Y, de pie ante su escritorio, pensó en todos aquellos años a través de los cuales la señorita Crane debía haberse estado esforzando... condicionándolo hasta el punto de adquirir la convicción de que haría irremediablemente lo contrario de lo que ella le sugiriera.

—Señor Spencer —dijo la señorita Crane—, la carta ya está hecha. Y hay otra cosa que he olvidado decirle.

Rebuscó en uno de sus cajones, y tomó algo que colocó sobre su mesa.

Era el portadocumentos de Hudson.

—La policía no ha demostrado el menor interés por él —dijo—. Realmente, son negligentes en grado sumo. He pensado que tal vez pudiera serle a usted útil.

Spencer contempló el portadocumentos con aire alucinado.

—Lo que hay en su interior completará, sin duda alguna, el resto de sus dossiers —añadió ella—. Recuerde: la moral es siempre importante.

Un apagado ruido en el suelo hizo que Spencer se girara. Un conejito blanco, de largas y colgantes orejas, saltaba por la moqueta en busca de una problemática zanahoria.

—¡Oh, qué encantador! —exclamó la señorita Crane, saliéndose de su personaje habitual—. ¿Es el que nos ha enviado el señor Nickerson?

—Exactamente Lo había olvidado por completo.

—¿ Puedo quedármelo?

—Señorita Crane, me pregunto...

—¿Sí, señor Spencer?

Spencer calló. ¿Qué podía decirle?

¿Podía comunicarle sin más que ahora sabía que ella era también uno de ellos?

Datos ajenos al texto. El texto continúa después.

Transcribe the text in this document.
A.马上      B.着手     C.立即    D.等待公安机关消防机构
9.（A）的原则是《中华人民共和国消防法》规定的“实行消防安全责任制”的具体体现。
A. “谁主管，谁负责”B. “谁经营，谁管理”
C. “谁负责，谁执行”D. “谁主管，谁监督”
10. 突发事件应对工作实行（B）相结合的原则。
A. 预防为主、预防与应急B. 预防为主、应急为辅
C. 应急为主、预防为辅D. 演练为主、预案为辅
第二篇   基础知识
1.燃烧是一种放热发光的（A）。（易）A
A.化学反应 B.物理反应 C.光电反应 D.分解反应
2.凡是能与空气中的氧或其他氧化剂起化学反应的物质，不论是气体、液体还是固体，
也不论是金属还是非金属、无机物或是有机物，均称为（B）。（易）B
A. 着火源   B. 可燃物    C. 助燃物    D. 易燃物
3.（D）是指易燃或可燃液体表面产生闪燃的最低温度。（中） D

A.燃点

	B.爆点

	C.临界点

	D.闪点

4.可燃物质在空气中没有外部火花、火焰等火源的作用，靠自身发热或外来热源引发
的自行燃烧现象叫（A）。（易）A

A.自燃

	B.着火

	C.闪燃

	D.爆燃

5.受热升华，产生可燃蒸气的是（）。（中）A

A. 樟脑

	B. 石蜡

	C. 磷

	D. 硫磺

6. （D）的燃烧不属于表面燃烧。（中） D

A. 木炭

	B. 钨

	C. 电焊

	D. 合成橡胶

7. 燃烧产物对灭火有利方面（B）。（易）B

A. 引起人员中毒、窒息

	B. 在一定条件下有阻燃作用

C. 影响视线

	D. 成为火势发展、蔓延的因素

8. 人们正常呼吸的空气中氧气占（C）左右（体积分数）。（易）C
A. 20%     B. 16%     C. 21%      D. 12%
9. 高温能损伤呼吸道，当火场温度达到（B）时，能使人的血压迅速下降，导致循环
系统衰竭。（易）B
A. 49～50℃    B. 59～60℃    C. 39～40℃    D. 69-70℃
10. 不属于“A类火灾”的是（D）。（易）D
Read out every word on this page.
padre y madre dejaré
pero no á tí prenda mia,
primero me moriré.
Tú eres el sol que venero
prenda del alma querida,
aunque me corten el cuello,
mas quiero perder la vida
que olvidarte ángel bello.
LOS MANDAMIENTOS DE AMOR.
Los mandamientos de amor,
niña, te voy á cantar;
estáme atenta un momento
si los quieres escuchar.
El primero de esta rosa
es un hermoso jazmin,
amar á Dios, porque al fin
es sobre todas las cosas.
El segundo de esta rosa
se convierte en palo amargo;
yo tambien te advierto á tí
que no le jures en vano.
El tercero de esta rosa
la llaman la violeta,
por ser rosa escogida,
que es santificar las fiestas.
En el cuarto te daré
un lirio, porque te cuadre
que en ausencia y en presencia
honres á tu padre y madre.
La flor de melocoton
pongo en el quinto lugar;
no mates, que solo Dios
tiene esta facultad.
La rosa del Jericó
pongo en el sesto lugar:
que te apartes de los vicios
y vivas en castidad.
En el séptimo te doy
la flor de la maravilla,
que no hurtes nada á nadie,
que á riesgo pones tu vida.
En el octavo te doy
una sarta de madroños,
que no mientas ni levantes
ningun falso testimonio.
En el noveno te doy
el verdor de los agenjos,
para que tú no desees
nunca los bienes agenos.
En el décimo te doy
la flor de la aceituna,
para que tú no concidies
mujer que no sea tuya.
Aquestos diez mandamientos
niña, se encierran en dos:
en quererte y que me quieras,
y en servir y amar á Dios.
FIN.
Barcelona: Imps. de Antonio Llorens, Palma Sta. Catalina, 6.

¡Exigiría tantas explicaciones, y tan y tan complejas! Además, la señorita Crane no era el tipo de persona al que uno pudiera hacer confidencia de sus sentimientos.

Tragó saliva.

—Señorita Crane, me preguntaba si aceptaría usted el trabajar para mí. Necesito una secretaria.

La señorita Crane negó con la cabeza.

—No, señor. Me voy haciendo vieja. Estoy pensando en retirarme. Y creo que, ahora que usted se va de aquí, lo mejor que puede hacer es sencillamente desaparecer.

—¡Pero señorita Crane, la voy a necesitar terriblemente!

—Cualquier día... muy pronto —dijo la señorita Crane—, cuando necesite usted realmente una secretaria... tendrá una candidata al puesto. Llevará un traje de un color azul verdoso y gafas última moda, y traerá en brazos un conejito blanco con un lazo al cuello.Quizá le de la impresión de ser una chica excesivamente desenvuelta... pero la aceptará. Contrátela sin la menor vacilación.

—Lo recordaré —dijo Spencer—. La esperaré. El puesto no será para nadie más.

—No se me parecerá en absoluto —le advirtió la señorita Crane—. Será más agradable... como usted siempre ha querido.

—Muchas gracias, señorita Crane —dijo Spencer, un poco estúpidamente.

—Y no olvide usted esto —añadió ella, tendiéndole el portadocumentos.

Spencer lo tomó y se dirigió hacia la puerta. Ya en ella, se giró.

—Nos volveremos a ver —afirmó.

Por primera vez en quince años, la señorita Crane le sonrió.